The Bank of Montreal saw second-quarter profits from its U.S. personal and commercial banking business dip from a year ago, but it still increased its net income by 28% and boosted its quarterly dividend.
The Toronto-based bank, the first of the big Canadian lenders to report its second-quarter results, had $1.25 billion of net income, helped by higher earnings from its wealth management and capital markets divisions.
But earnings from its U.S. personal and commercial banking segment decreased by 7% from a year ago to $248 million, mainly due to higher provisions for credit losses.
BMO also hiked its quarterly dividend on Wednesday by 2¢ to 90¢ per share, payable on Aug. 28.
Edward Jones analyst Jim Shanahan said he had been looking for stronger results out of BMO’s U.S. franchise to compensate for the challenging operating environment at home.
Canadian banks face a number of headwinds, including overstretched borrowers and worries about high house prices and the health of the mortgage market.
“When we’re really concerned about some of the other challenges in Canada with consumer leverage and home prices, we would look to the U.S. to be a source of strength in earnings stability — and for there to be softness here is a little bit disconcerting,” Shanahan said.
So far there are no signs of deterioration in BMO’s portfolio of Canadian residential mortgage loans, analysts said.
During a conference call to discuss the results, BMO CEO Bill Downe highlighted the size of the bank’s mortgage loan book.
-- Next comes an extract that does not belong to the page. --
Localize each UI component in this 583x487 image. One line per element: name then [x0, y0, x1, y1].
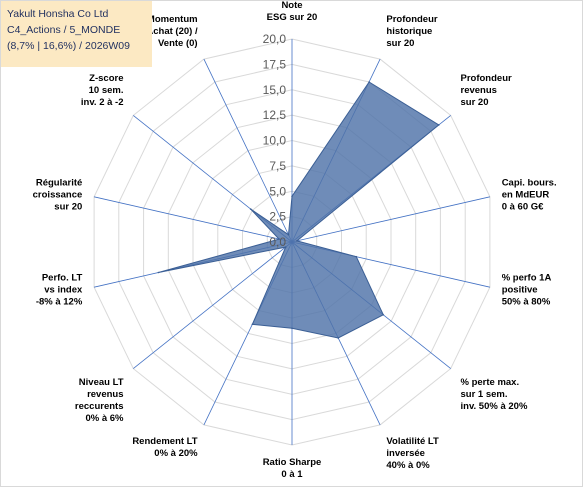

“Today our mortgage portfolio represents just 27% of our total loan book, well below the Canadian peer average,” Downe said.
Cameron Fowler, BMO’s group head of Canadian personal and commercial banking, said there are early signs of cooling in the Toronto housing market, following an announcement from the Ontario government last month that it plans to implement a 15% tax on foreign real estate speculators, among other measures.
Fowler said it’s too soon to tell what the impact of the proposed tax will be.
“But early indicators are that we will start to see some softening,” Fowler said. “And from my own perspective, that is good. Softening in the Toronto market is a good thing, and it looks like that may be where we’re headed.”
Real estate is likely to dominate the conference calls for the banking sector this quarter, particularly in light of the recent liquidity crisis at mortgage lender Home Capital, Shanahan said.
Royal Bank of Canada, Toronto-Dominion Bank and Canadian Imperial Bank of Commerce will report their second-quarter results on Thursday. Bank of Nova Scotia will release its earnings next Tuesday.
“I imagine there will be a lot of questions about Home Capital and the mortgage broker part of the market,” Shanahan said.
BMO’s shares closed down $3.15, or 3.31%, to $91.98 on the Toronto Stock Exchange.
Downe said the bank — which reported $5.74 billion in quarterly revenue, up from $5.10 billion a year ago — benefited from having a diversified business model.
Its wealth management arm had $251 million of reported net income, up 86% from a year ago, while its capital markets division grew its profit by 12% year-over-year to $321 million.
BMO’s Canadian personal and commercial banking segment had $531 million of reported net income, up 1% from a year ago.
“While there’s been a general moderation in loan and deposit growth in the U.S., reflective of slower-than-anticipated business activity in the quarter, we’re well positioned to continue to build on the strength of our U.S. franchise,” Downe said.
BMO’s net income was equal to $1.84 per share, up from $1.45 per share during the second quarter of 2016 when its net income was $973 million.